Monitor Everything as a Metric
One of the reasons I wanted to get a job at a monitoring and metrics company (I’ve been here a month and a half) was that I’d get to learn from experts in the field. Metrics and monitoring have always been a passion of mine. Getting to learn from people at Librato was a great opportunity to further that passion, and work side by side by other monitoring aficionados.
Since I started at Librato, I’ve had many conversations with @josephruscio about what we can monitor and how to do it. There are things that I’m used to monitoring with a Nagios alert that didn’t translate neatly into how we’d do such things on the Librato platform, where all alerting is done on a metric. Joe has an approach, in which everything is a signal, that reminds me of what I expect to find in How to Measure Anything, which I hope to find time to read sometime soon.
Last week, we were talking about the impact of the latest round of OpenSSL vulnerabilities, and what that would mean for the AWS Elastic Load Balancers.

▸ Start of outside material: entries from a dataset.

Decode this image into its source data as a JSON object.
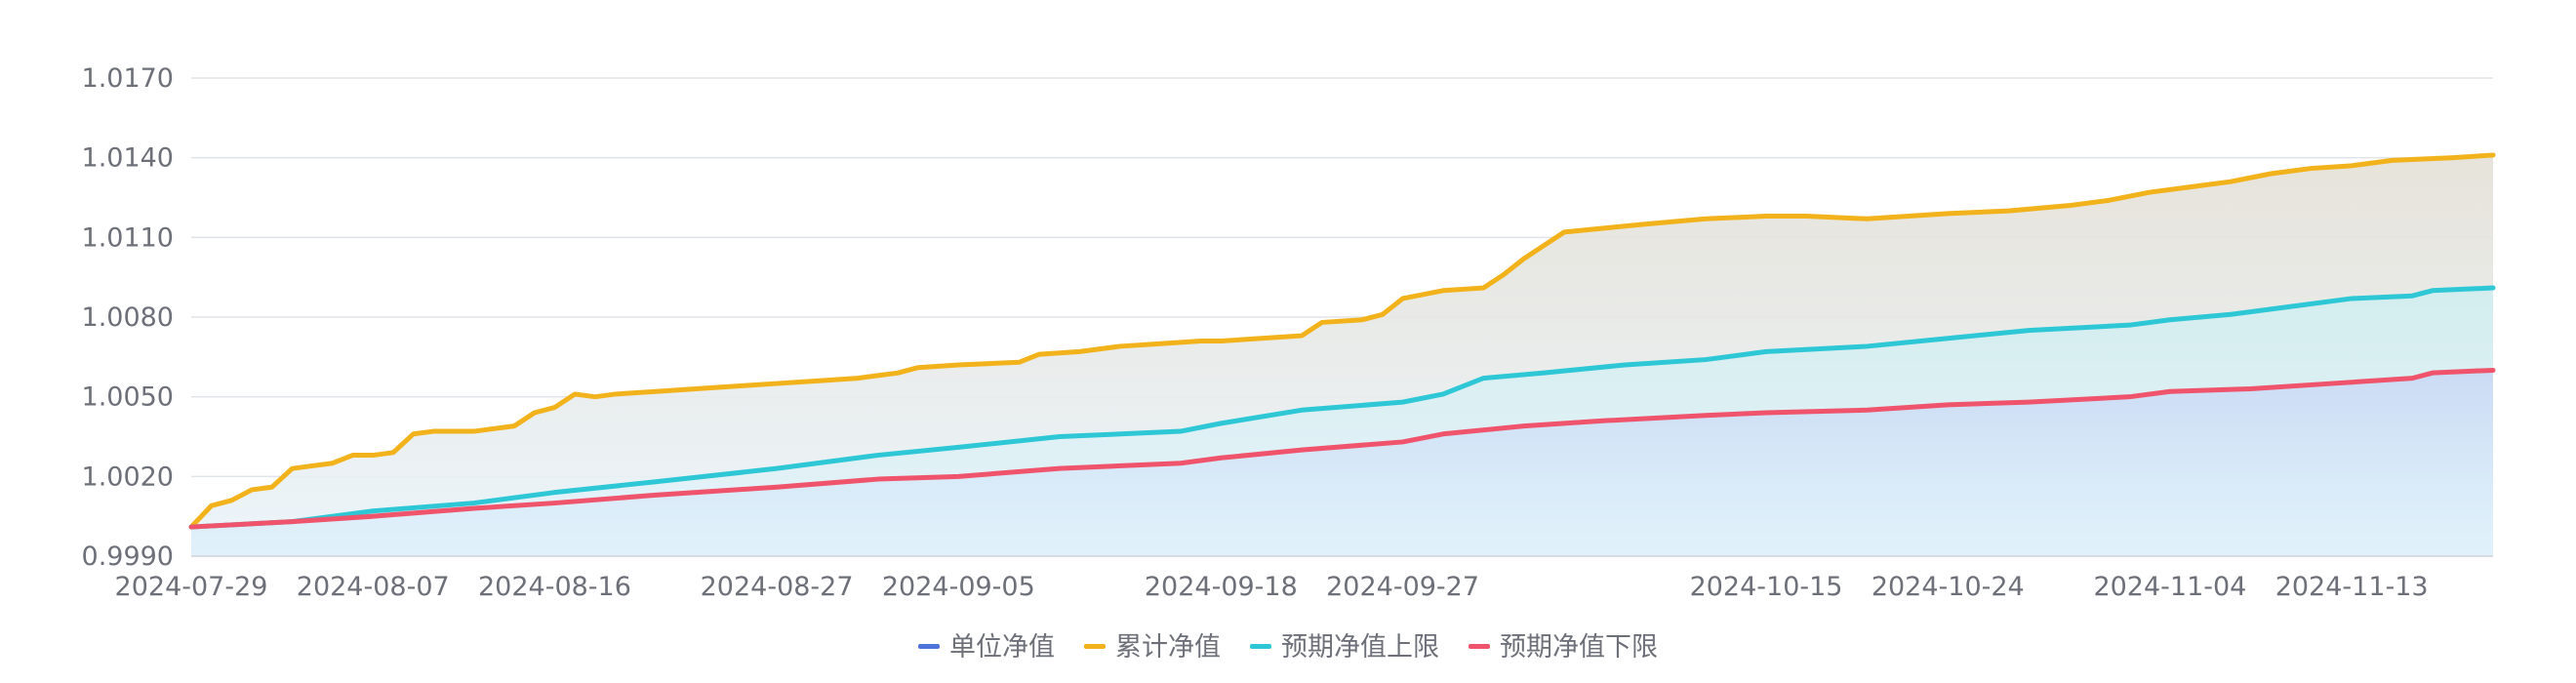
{
  "chart_data": {
    "type": "area",
    "title": "",
    "xlabel": "",
    "ylabel": "",
    "y_tick_labels": [
      "0.9990",
      "1.0020",
      "1.0050",
      "1.0080",
      "1.0110",
      "1.0140",
      "1.0170"
    ],
    "ylim": [
      0.999,
      1.017
    ],
    "x_tick_labels": [
      "2024-07-29",
      "2024-08-07",
      "2024-08-16",
      "2024-08-27",
      "2024-09-05",
      "2024-09-18",
      "2024-09-27",
      "2024-10-15",
      "2024-10-24",
      "2024-11-04",
      "2024-11-13"
    ],
    "grid": true,
    "legend_position": "bottom",
    "colors": {
      "unit_nav": "#4f74d9",
      "cumulative_nav": "#f2b21b",
      "upper_bound": "#2ec7d6",
      "lower_bound": "#f0546c",
      "grid": "#e0e3e8",
      "axis": "#6e7079"
    },
    "series": [
      {
        "name": "单位净值",
        "color": "#4f74d9",
        "points": []
      },
      {
        "name": "累计净值",
        "color": "#f2b21b",
        "points": [
          [
            "2024-07-29",
            1.0001
          ],
          [
            "2024-07-30",
            1.0009
          ],
          [
            "2024-07-31",
            1.0011
          ],
          [
            "2024-08-01",
            1.0015
          ],
          [
            "2024-08-02",
            1.0016
          ],
          [
            "2024-08-03",
            1.0023
          ],
          [
            "2024-08-04",
            1.0024
          ],
          [
            "2024-08-05",
            1.0025
          ],
          [
            "2024-08-06",
            1.0028
          ],
          [
            "2024-08-07",
            1.0028
          ],
          [
            "2024-08-08",
            1.0029
          ],
          [
            "2024-08-09",
            1.0036
          ],
          [
            "2024-08-10",
            1.0037
          ],
          [
            "2024-08-12",
            1.0037
          ],
          [
            "2024-08-13",
            1.0038
          ],
          [
            "2024-08-14",
            1.0039
          ],
          [
            "2024-08-15",
            1.0044
          ],
          [
            "2024-08-16",
            1.0046
          ],
          [
            "2024-08-17",
            1.0051
          ],
          [
            "2024-08-18",
            1.005
          ],
          [
            "2024-08-19",
            1.0051
          ],
          [
            "2024-08-21",
            1.0052
          ],
          [
            "2024-08-23",
            1.0053
          ],
          [
            "2024-08-25",
            1.0054
          ],
          [
            "2024-08-27",
            1.0055
          ],
          [
            "2024-08-29",
            1.0056
          ],
          [
            "2024-08-31",
            1.0057
          ],
          [
            "2024-09-01",
            1.0058
          ],
          [
            "2024-09-02",
            1.0059
          ],
          [
            "2024-09-03",
            1.0061
          ],
          [
            "2024-09-05",
            1.0062
          ],
          [
            "2024-09-08",
            1.0063
          ],
          [
            "2024-09-09",
            1.0066
          ],
          [
            "2024-09-11",
            1.0067
          ],
          [
            "2024-09-13",
            1.0069
          ],
          [
            "2024-09-15",
            1.007
          ],
          [
            "2024-09-17",
            1.0071
          ],
          [
            "2024-09-18",
            1.0071
          ],
          [
            "2024-09-20",
            1.0072
          ],
          [
            "2024-09-22",
            1.0073
          ],
          [
            "2024-09-23",
            1.0078
          ],
          [
            "2024-09-25",
            1.0079
          ],
          [
            "2024-09-26",
            1.0081
          ],
          [
            "2024-09-27",
            1.0087
          ],
          [
            "2024-09-29",
            1.009
          ],
          [
            "2024-10-01",
            1.0091
          ],
          [
            "2024-10-02",
            1.0096
          ],
          [
            "2024-10-03",
            1.0102
          ],
          [
            "2024-10-05",
            1.0112
          ],
          [
            "2024-10-09",
            1.0115
          ],
          [
            "2024-10-12",
            1.0117
          ],
          [
            "2024-10-15",
            1.0118
          ],
          [
            "2024-10-17",
            1.0118
          ],
          [
            "2024-10-20",
            1.0117
          ],
          [
            "2024-10-24",
            1.0119
          ],
          [
            "2024-10-27",
            1.012
          ],
          [
            "2024-10-30",
            1.0122
          ],
          [
            "2024-11-01",
            1.0124
          ],
          [
            "2024-11-03",
            1.0127
          ],
          [
            "2024-11-05",
            1.0129
          ],
          [
            "2024-11-07",
            1.0131
          ],
          [
            "2024-11-09",
            1.0134
          ],
          [
            "2024-11-11",
            1.0136
          ],
          [
            "2024-11-13",
            1.0137
          ],
          [
            "2024-11-15",
            1.0139
          ],
          [
            "2024-11-18",
            1.014
          ],
          [
            "2024-11-20",
            1.0141
          ]
        ]
      },
      {
        "name": "预期净值上限",
        "color": "#2ec7d6",
        "points": [
          [
            "2024-07-29",
            1.0001
          ],
          [
            "2024-08-03",
            1.0003
          ],
          [
            "2024-08-07",
            1.0007
          ],
          [
            "2024-08-12",
            1.001
          ],
          [
            "2024-08-16",
            1.0014
          ],
          [
            "2024-08-21",
            1.0018
          ],
          [
            "2024-08-27",
            1.0023
          ],
          [
            "2024-09-01",
            1.0028
          ],
          [
            "2024-09-05",
            1.0031
          ],
          [
            "2024-09-10",
            1.0035
          ],
          [
            "2024-09-16",
            1.0037
          ],
          [
            "2024-09-18",
            1.004
          ],
          [
            "2024-09-22",
            1.0045
          ],
          [
            "2024-09-27",
            1.0048
          ],
          [
            "2024-09-29",
            1.0051
          ],
          [
            "2024-10-01",
            1.0057
          ],
          [
            "2024-10-04",
            1.0059
          ],
          [
            "2024-10-08",
            1.0062
          ],
          [
            "2024-10-12",
            1.0064
          ],
          [
            "2024-10-15",
            1.0067
          ],
          [
            "2024-10-20",
            1.0069
          ],
          [
            "2024-10-24",
            1.0072
          ],
          [
            "2024-10-28",
            1.0075
          ],
          [
            "2024-11-02",
            1.0077
          ],
          [
            "2024-11-04",
            1.0079
          ],
          [
            "2024-11-07",
            1.0081
          ],
          [
            "2024-11-10",
            1.0084
          ],
          [
            "2024-11-13",
            1.0087
          ],
          [
            "2024-11-16",
            1.0088
          ],
          [
            "2024-11-17",
            1.009
          ],
          [
            "2024-11-20",
            1.0091
          ]
        ]
      },
      {
        "name": "预期净值下限",
        "color": "#f0546c",
        "points": [
          [
            "2024-07-29",
            1.0001
          ],
          [
            "2024-08-03",
            1.0003
          ],
          [
            "2024-08-07",
            1.0005
          ],
          [
            "2024-08-12",
            1.0008
          ],
          [
            "2024-08-16",
            1.001
          ],
          [
            "2024-08-21",
            1.0013
          ],
          [
            "2024-08-27",
            1.0016
          ],
          [
            "2024-09-01",
            1.0019
          ],
          [
            "2024-09-05",
            1.002
          ],
          [
            "2024-09-10",
            1.0023
          ],
          [
            "2024-09-16",
            1.0025
          ],
          [
            "2024-09-18",
            1.0027
          ],
          [
            "2024-09-22",
            1.003
          ],
          [
            "2024-09-27",
            1.0033
          ],
          [
            "2024-09-29",
            1.0036
          ],
          [
            "2024-10-03",
            1.0039
          ],
          [
            "2024-10-07",
            1.0041
          ],
          [
            "2024-10-12",
            1.0043
          ],
          [
            "2024-10-15",
            1.0044
          ],
          [
            "2024-10-20",
            1.0045
          ],
          [
            "2024-10-24",
            1.0047
          ],
          [
            "2024-10-28",
            1.0048
          ],
          [
            "2024-11-02",
            1.005
          ],
          [
            "2024-11-04",
            1.0052
          ],
          [
            "2024-11-08",
            1.0053
          ],
          [
            "2024-11-12",
            1.0055
          ],
          [
            "2024-11-16",
            1.0057
          ],
          [
            "2024-11-17",
            1.0059
          ],
          [
            "2024-11-20",
            1.006
          ]
        ]
      }
    ]
  }
}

We expected there to be some kind of noticeable change. Sure enough, on a Thursday we got an alert in our Slack rooms that the IP addresses of our ELBs had changed via the Librato integration:
I asked the people on my team how we detected that if we were monitoring everything as a metric, and they showed me this:
I was amazed. It was easy to see at exactly what time the IP addresses on the ELB had changed, and it was obvious that we were now being served from new IP addresses. We have a python script that iterates through all of our ELBs and looks up the IP addresses associated with each. For each IP returned, we give it a value of 1 and store it.
Next we have an alert that says that if any of the IPs stops reporting for 5 minutes, post to the Slack room.
Because each IP address is submitted as a “source” in Librato, when an IP (any of them) stops reporting (for 5 minutes), that triggers our alerts. By posting the alert in the chat rooms, our support staff and our ops staff are both aware to be on the lookout for any unexpected events from customers, or from our systems (which were unaffected).
I’ve been in my new role running Operations at Librato for six weeks or so, and every day is a new adventure to learn about metrics and monitoring on a whole new level. At Librato, we choose our metrics well, and for me, this particular problem was a great example of how that approach presents a rather unconventional but super effective way to solve a common problem.